My research is situated at the intersection of environmental history, more-than-human geography and the interdisciplinary environmental humanities. It is primarily concerned with contested knowledges within broader cultural framings of authority, expertise, and landscapes.

Currently a Senior Lecturer at Macquarie University, I hold a PhD from ANU and undertook a postdoctoral candidacy at the University of Wollongong. I am the author of Flood Country: An Environmental History of the Murray-Darling Basin(2012) and co-editor of Climate, Science, and Colonization: Histories from Australia and New Zealand(2014, with James Beattie and Matthew Henry) and Eco-Cultural Networks and the British Empire: New Views on Environmental History(2015, with Beattie and Edward Melillo). I coordinate the Environmental Humanities undergraduate teaching program and co-lead the Environmental Humanities research group at Macquarie University. I am co-editor of the Living Lexicon in the Environmental Humanities journal.
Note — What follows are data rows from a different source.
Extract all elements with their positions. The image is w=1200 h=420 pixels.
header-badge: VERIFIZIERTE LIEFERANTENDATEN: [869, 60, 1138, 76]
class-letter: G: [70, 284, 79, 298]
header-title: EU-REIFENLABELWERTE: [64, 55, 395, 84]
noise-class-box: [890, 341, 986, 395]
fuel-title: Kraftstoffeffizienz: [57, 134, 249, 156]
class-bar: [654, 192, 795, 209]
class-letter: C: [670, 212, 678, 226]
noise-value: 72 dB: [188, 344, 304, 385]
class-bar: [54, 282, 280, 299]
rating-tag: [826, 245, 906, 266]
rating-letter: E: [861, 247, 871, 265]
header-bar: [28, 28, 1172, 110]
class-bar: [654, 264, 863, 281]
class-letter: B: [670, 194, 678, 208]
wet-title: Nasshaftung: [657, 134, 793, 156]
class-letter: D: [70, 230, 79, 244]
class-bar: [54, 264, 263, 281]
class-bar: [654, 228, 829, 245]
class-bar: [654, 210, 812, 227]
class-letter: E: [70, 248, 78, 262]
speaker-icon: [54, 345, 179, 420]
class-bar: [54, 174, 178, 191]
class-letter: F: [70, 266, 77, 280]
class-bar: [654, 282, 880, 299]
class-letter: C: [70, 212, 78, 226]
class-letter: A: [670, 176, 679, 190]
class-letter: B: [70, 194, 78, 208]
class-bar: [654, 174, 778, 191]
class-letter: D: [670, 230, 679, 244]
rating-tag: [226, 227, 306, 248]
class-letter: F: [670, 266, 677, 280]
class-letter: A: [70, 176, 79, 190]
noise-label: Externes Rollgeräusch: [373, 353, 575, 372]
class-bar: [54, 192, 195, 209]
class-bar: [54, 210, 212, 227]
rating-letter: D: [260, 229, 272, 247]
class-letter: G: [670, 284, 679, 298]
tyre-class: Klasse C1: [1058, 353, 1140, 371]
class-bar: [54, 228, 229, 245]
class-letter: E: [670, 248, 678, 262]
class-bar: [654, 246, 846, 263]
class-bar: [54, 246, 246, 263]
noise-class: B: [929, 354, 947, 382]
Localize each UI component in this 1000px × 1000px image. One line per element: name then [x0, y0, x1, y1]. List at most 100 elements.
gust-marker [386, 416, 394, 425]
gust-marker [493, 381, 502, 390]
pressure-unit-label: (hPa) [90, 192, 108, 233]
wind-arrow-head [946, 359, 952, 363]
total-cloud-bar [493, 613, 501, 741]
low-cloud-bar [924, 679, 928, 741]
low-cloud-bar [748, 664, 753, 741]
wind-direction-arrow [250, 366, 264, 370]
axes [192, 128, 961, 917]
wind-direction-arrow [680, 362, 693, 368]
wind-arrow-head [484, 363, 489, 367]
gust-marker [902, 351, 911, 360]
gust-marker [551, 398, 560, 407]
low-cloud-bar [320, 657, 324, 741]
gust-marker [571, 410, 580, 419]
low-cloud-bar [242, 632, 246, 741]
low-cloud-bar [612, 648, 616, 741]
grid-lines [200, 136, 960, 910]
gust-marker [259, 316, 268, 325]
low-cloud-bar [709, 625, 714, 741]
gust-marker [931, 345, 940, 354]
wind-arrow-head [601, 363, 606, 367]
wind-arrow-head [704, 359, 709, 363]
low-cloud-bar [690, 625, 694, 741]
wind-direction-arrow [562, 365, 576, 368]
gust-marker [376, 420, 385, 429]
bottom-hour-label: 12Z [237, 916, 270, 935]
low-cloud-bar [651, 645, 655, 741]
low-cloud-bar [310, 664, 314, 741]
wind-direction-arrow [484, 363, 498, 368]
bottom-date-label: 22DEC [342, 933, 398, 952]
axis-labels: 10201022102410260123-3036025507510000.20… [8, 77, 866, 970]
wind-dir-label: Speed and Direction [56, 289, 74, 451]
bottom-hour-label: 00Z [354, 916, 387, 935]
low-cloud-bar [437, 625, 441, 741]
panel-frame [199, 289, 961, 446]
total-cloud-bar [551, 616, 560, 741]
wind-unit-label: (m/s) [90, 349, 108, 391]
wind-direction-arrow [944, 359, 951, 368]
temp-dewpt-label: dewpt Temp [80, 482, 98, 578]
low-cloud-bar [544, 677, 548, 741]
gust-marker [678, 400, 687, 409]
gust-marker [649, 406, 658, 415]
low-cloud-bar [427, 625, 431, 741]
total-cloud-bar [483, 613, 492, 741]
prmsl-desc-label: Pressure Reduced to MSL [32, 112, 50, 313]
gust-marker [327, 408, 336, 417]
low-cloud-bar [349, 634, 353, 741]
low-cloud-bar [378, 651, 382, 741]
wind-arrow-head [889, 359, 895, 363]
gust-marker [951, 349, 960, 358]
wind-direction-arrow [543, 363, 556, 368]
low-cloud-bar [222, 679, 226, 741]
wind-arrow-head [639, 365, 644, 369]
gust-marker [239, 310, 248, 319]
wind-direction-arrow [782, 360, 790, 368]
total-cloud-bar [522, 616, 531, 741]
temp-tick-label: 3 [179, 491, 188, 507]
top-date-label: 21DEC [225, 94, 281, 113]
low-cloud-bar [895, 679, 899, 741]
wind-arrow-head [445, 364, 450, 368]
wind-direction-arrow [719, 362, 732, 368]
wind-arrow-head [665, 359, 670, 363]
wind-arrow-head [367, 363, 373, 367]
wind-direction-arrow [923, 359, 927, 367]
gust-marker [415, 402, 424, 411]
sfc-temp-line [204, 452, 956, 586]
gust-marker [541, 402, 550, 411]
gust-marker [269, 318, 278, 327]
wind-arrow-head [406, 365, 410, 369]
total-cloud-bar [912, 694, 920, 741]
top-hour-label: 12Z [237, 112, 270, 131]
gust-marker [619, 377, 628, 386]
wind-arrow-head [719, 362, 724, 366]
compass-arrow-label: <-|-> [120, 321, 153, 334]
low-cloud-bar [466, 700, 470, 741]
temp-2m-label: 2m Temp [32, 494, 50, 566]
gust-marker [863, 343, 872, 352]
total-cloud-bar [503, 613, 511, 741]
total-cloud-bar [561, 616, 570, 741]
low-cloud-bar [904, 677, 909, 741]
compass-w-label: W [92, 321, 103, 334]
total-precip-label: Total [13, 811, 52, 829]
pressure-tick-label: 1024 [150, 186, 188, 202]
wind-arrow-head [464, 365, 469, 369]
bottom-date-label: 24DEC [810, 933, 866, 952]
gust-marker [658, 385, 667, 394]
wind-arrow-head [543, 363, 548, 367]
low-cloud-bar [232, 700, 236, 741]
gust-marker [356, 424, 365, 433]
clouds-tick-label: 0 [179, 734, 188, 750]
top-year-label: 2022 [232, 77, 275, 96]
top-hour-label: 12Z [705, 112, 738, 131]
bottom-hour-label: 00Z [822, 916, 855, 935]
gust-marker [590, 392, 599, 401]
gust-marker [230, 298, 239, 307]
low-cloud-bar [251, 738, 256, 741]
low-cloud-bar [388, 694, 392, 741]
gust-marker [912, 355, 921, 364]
I am interested in the connections between human and non-human shadow places. How are shadow places produced with differential consequences within a more-than-human world? How are social, environmental, and multispecies justice and injustices intertwined and mutually constitutive? I am also interested in the way shadow places are historical produced and connected to process of colonisation, especially in Australia. I have most directly engaged with the concept of shadow places in the following co-authored article.

McLean, J., Lonsdale, A., Hammersley, L., O'Gorman, E., & Miller, F. (2018). Shadow waters: Making Australian water cultures visible. Transactions of the Institute of British Geographers.